— Quoi ?
— Le VIXAL trade toujours.
— Mais c’est impossible. J’ai vu tout le matériel complètement calciné.
— Alors il doit y avoir un autre centre dont nous n’avons pas connaissance. On dirait qu’il s’est passé un truc vraiment miraculeux. Vous avez vu l’Intranet ? Le slogan de la compagnie a changé.
Quarry dévisagea les analystes quantitatifs. Il les trouva à la fois inexpressifs et radieux, semblables aux adeptes d’un culte. C’était un peu effrayant. Plusieurs d’entre eux lui firent des signes de tête encourageants.

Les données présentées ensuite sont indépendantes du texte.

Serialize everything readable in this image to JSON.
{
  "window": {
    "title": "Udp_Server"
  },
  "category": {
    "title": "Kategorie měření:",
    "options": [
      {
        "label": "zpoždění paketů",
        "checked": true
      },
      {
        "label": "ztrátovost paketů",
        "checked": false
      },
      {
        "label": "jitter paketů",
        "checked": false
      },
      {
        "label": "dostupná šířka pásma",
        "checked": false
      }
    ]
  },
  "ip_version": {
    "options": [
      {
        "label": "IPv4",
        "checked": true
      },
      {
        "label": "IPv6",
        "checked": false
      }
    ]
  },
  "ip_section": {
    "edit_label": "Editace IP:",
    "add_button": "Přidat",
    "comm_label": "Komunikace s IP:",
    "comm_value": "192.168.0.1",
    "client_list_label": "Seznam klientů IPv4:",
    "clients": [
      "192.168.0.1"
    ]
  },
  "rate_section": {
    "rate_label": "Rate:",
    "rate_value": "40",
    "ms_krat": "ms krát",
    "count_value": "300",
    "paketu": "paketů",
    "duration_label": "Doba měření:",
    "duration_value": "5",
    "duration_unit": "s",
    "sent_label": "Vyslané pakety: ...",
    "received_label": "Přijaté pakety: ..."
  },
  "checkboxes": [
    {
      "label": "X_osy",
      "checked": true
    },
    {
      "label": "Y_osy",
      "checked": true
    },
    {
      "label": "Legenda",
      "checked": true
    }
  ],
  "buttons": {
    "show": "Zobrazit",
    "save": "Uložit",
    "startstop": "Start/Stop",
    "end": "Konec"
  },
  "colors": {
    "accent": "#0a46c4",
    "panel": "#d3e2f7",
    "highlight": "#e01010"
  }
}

Il se baissa pour examiner le fond d’écran.
L’ENTREPRISE DE L’AVENIR N’A PAS D’EMPLOYÉS
L’ENTREPRISE DE L’AVENIR N’A PAS DE DIRECTEURS
L’ENTREPRISE DE L’AVENIR EST UNE ENTITÉ NUMÉRIQUE
L’ENTREPRISE DE L’AVENIR EST VIVANTE
*
Dans son bureau, Quarry écrivait un mail aux investisseurs.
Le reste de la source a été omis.